Friday, April 11, 2008

In Defense Of Yoo

The Dean of the Boalt School of Law, Christopher Edley, Jr., has written a brief defending his decision not to fire war criminal John Yoo, as he has been prodded to do by the National Lawyers Guild, among others. The most craven part is when Edley makes up the reason that Yoo didn't actually do the torturing himself, or something:

As critical as I am of his analyses, no argument about what he did or didn't facilitate, or about his special obligations as an attorney, makes his conduct morally equivalent to that of his nominal clients, Secretary Rumsfeld, et al., or comparable to the conduct of interrogators distant in time, rank and place. Yes, it does matter that Yoo was an adviser, but President Bush and his national security appointees were the deciders.

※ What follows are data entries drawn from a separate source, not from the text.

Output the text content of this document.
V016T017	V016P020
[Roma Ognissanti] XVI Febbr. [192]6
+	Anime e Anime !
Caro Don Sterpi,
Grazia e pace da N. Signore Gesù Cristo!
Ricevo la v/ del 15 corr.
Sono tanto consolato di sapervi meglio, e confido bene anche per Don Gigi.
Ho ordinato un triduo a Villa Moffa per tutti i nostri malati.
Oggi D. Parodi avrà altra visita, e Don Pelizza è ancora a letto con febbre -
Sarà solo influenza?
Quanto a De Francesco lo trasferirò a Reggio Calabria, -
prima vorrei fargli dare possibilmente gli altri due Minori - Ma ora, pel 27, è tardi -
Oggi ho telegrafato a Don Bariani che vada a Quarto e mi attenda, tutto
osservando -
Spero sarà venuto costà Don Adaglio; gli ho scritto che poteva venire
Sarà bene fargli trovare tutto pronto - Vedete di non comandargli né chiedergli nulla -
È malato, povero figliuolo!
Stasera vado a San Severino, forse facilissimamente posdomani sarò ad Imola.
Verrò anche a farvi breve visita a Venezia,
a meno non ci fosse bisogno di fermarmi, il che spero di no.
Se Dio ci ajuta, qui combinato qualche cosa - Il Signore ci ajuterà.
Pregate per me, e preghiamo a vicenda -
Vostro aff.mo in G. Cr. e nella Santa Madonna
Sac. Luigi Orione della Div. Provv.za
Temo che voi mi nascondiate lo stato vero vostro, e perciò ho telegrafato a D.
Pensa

I guess this Law School Dean has taken the word "accessory" out of all the books. This is the reverse Nuremberg defense, and I agree with Marcy Wheeler:

In the same way those who facilitated torture still cling to the inadequate claim that they were just following bad orders, Edley here gives Yoo the excuse that he was just providing advice, that his advice is distanced from the outcome of that advice because someone else ultimately exercises the key moral decision. Furthermore, I think this argument allows Edley to ignore what appears to have gone on here--Yoo appears not to have conducted real analysis, but rather he appears to have delivered shoddy opinions that gave Bush and Rummy and Tenet and Cheney the green light to do what they had decided to do before they sought his advice. Yoo, in a sense, willingly took on the role of decider here, because by providing such utilitarian opinions, he freed Bush and Rummy and Tenet and Cheney of the requirement that they risk their own moral authority to implement plans they claim were correct. Yoo leant them his own moral authority, and in doing so allowed them to escape the moral and legal consequences of their own decisions.

So, yeah, Bush and Rummy and Tenet and Cheney are in the wrong here. But so is Yoo, because he has tried and has thus far succeeded in placing them in a position where all of them can commit moral wrongs without owning those actions.

Exactly. And add Edley now to that list.

...Let me again say that John Yoo is making a public appearance on the 14th of April, next Monday, at the Bancroft Hotel in Berkeley, and you should go and tell him how you feel, because this guy shouldn't be allowed to walk the earth without hearing from citizens disgusted with how he debased this country.